For Rebecca, living in an apartment was like living in a shoebox.
“I was sick and tired of renting,” she remembered, “I started renting when I was 18. When I was 26, I decided to buy a home, to create a stable environment for my son.”
However, Rebecca realized that reaching her goal meant she would be taking a risk since she didn’t come from a family with knowledge of homeownership. Determined to live differently, she began researching programs that help lower-income buyers purchase a home. Her research led her to New Economics for Women (NEW), where she registered for our Homebuyer Education Workshop. In the workshop, Rebecca also learned the necessary steps to become purchase-ready along with the benefits of owning a home.
“The workshop facilitator was very motivating,” she recalled fondly, “He genuinely believed that everyone in the room could own a home.”
After the workshop, Rebecca met with a NEW counselor to identify her barriers and to create an action plan, especially to tackle her lack of credit history. With this very limited credit profile, her NEW counselor suggested that she open a secured credit card as a way to start building activity and increase her score. Additionally, Rebecca began to save aggressively. In only three (3) months, she doubled her savings, and after just seven (7) months, she had a credit score rose of 743, a 51-point jump from where she had started.

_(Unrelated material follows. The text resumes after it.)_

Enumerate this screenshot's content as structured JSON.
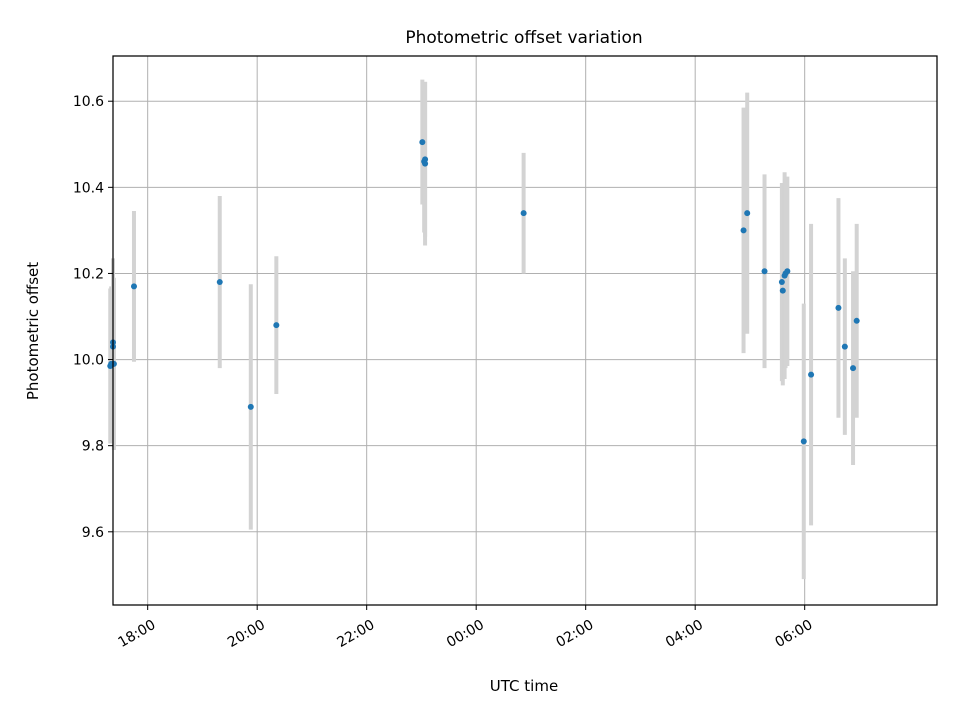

Then just a few months later, after only about a year of working with NEW and a few subsidy programs (securing over $84,000 in down payment assistance), Rebecca closed escrow on her first home!
“I did it for my son; I did it for us. We don’t live in a shoebox anymore,” she described, “We have a basketball court and a dog.”
More than a home with lots of room for today, Rebecca’s decision to pursue her goals has provided a future and an example for her son.